There have even been predictions that Citi will eventually unwind its Dakota and Palisades conduits in response to the FASB directives, or fold them into other vehicles. Under that theory, the bank would find more attractive funding through other sources, such as issues of unsecured bonds. Citi declined to comment.
Dakota, which helps fund Citi's bankcard activities, has $11 billion of its paper in the hands of investors. Palisades, geared toward private-label accounts, weighs in at $8.5 billion. "Those businesses just don't make that much sense on balance sheet," said one bank's conduit-distribution chief, referring to the new accounting rules.
Meanwhile, some big dealers could emerge unscathed from a staffing standpoint. In particular, sources are pointing to Bank of America, Barclays, Goldman Sachs and J.P. Morgan.
That's largely because the banks derive most of their dealer assignments from outside conduit operators that are less likely to cut back on their issuance activities. In fact, Goldman doesn't even run any conduits.
The shops may also be unwilling to risk reputations they currently hold as top conduit-paper dealers. BofA owes its standing in the market partly to its takeover of Merrill Lynch earlier this year. The same goes for Barclays, which took over Lehman Brothers a year ago. J.P. Morgan, viewed as one of the most solvent investment banks, has been building up its distribution capabilities for the past two years.
As for Citi, other banks aren't necessarily rooting for it to retreat. "I have been hearing Citi [would cut its dealer operation] for years, but they place a lot of CP and they're good at it," one conduit operator said, adding that the institution needs any source of funding it can get.

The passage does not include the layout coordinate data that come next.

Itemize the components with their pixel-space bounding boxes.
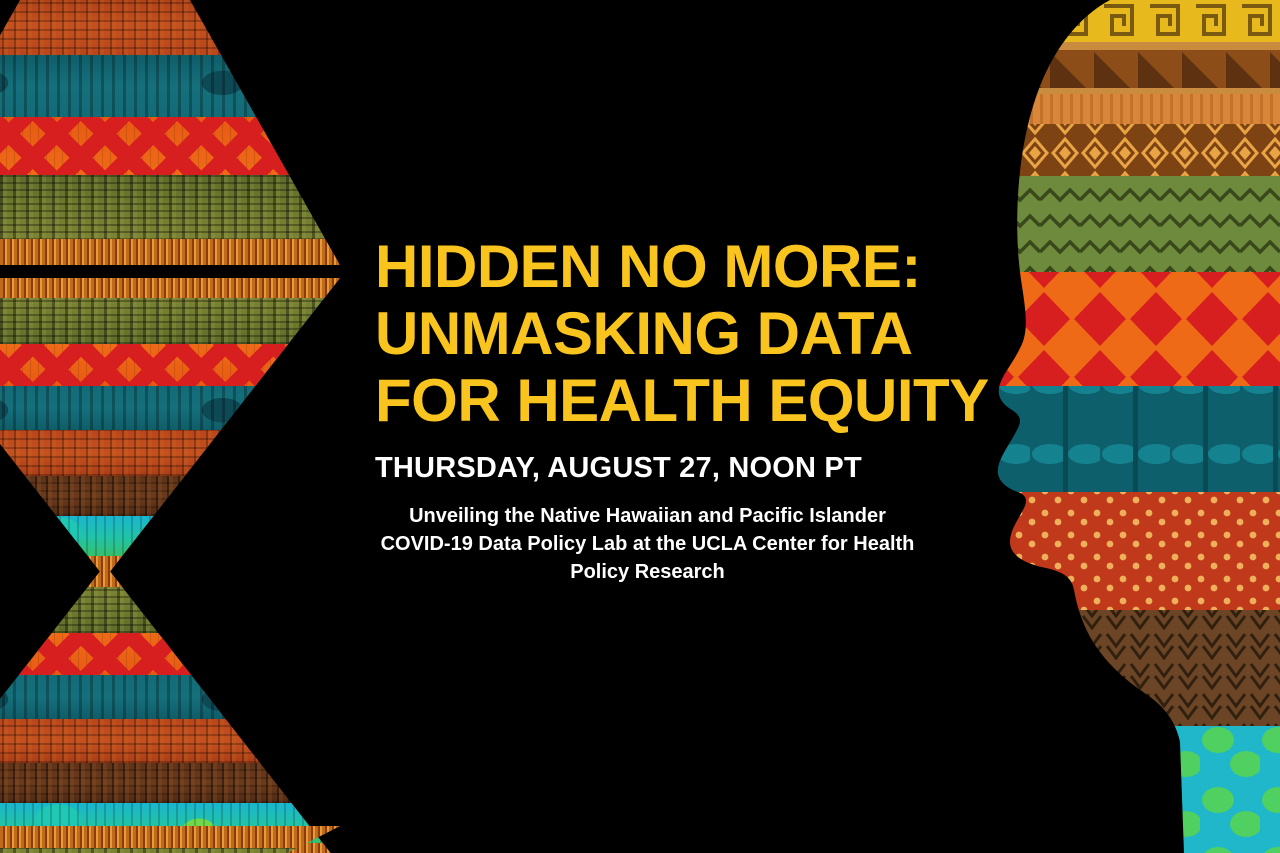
- band-triangle: [960, 42, 1280, 94]
- band-red-diamond: [960, 272, 1280, 386]
- pattern-triangle-down-2: [0, 278, 340, 578]
- poster-canvas: HIDDEN NO MORE: UNMASKING DATA FOR HEALT…: [0, 0, 1280, 853]
- left-textile-pattern-panel: [0, 0, 340, 853]
- band-teal-leaf: [960, 386, 1280, 492]
- band-cyan-green: [960, 726, 1280, 853]
- pattern-triangle-up-3: [0, 565, 340, 853]
- band-red-dot: [960, 492, 1280, 610]
- page-title: HIDDEN NO MORE: UNMASKING DATA FOR HEALT…: [375, 233, 1015, 434]
- event-datetime: THURSDAY, AUGUST 27, NOON PT: [375, 451, 1015, 485]
- pattern-triangle-down-4: [0, 826, 340, 853]
- band-brown-glyph: [960, 610, 1280, 726]
- band-orange-plain: [960, 94, 1280, 124]
- band-green-zigzag: [960, 176, 1280, 272]
- text-block: HIDDEN NO MORE: UNMASKING DATA FOR HEALT…: [375, 233, 1015, 586]
- face-pattern-bands: [960, 0, 1280, 853]
- band-diamond-lattice: [960, 124, 1280, 176]
- pattern-triangle-up-1: [0, 0, 340, 265]
- band-maze-key: [960, 0, 1280, 42]
- event-description: Unveiling the Native Hawaiian and Pacifi…: [375, 502, 920, 586]
- face-profile-figure: [960, 0, 1280, 853]
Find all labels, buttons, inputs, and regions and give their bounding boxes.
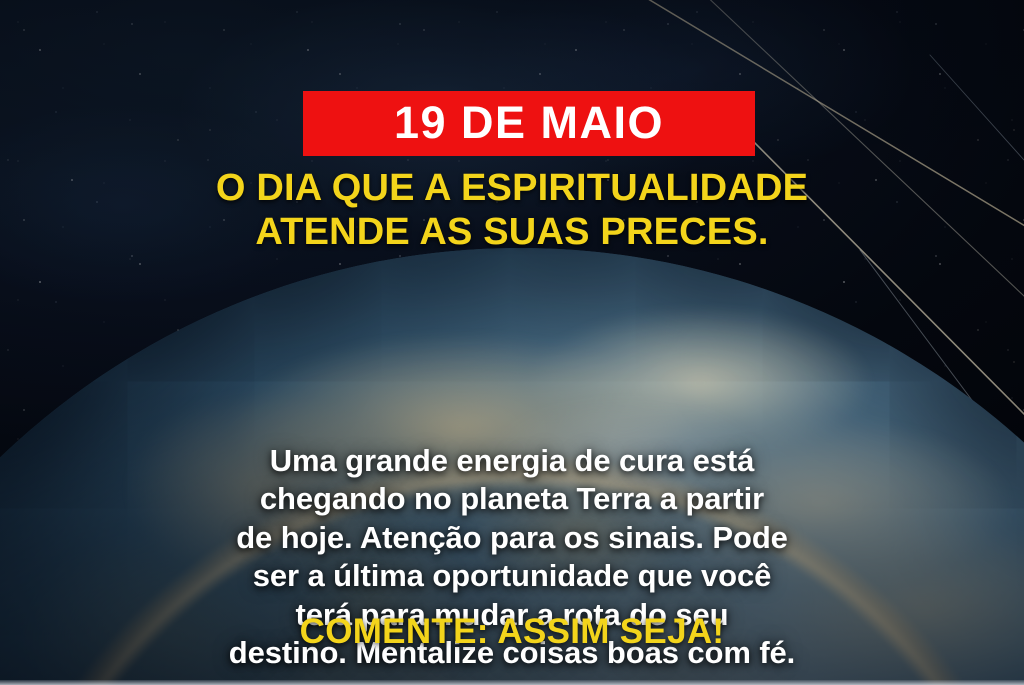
poster-canvas: 19 DE MAIO O DIA QUE A ESPIRITUALIDADE A…	[0, 0, 1024, 685]
call-to-action-text: COMENTE: ASSIM SEJA!	[0, 612, 1024, 652]
date-banner-text: 19 DE MAIO	[394, 100, 664, 145]
body-line-3: de hoje. Atenção para os sinais. Pode	[62, 519, 962, 557]
headline: O DIA QUE A ESPIRITUALIDADE ATENDE AS SU…	[0, 166, 1024, 254]
poster-content: 19 DE MAIO O DIA QUE A ESPIRITUALIDADE A…	[0, 0, 1024, 685]
headline-line-2: ATENDE AS SUAS PRECES.	[0, 210, 1024, 254]
headline-line-1: O DIA QUE A ESPIRITUALIDADE	[0, 166, 1024, 210]
bottom-edge-strip	[0, 680, 1024, 685]
body-line-4: ser a última oportunidade que você	[62, 557, 962, 595]
date-banner: 19 DE MAIO	[303, 91, 755, 156]
body-line-1: Uma grande energia de cura está	[62, 442, 962, 480]
body-line-2: chegando no planeta Terra a partir	[62, 480, 962, 518]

The makeups of banks' conduit-dealer desks vary widely. Larger institutions may assign an entire floor of professionals to the task, although in many cases those individuals also cover other products. The upshot is that a decision to cut back might not lead to layoffs, but would instead mean re-assignments of personnel. Either way, "there has to be a consolidation," one industry participant said. "The street is over-resourced."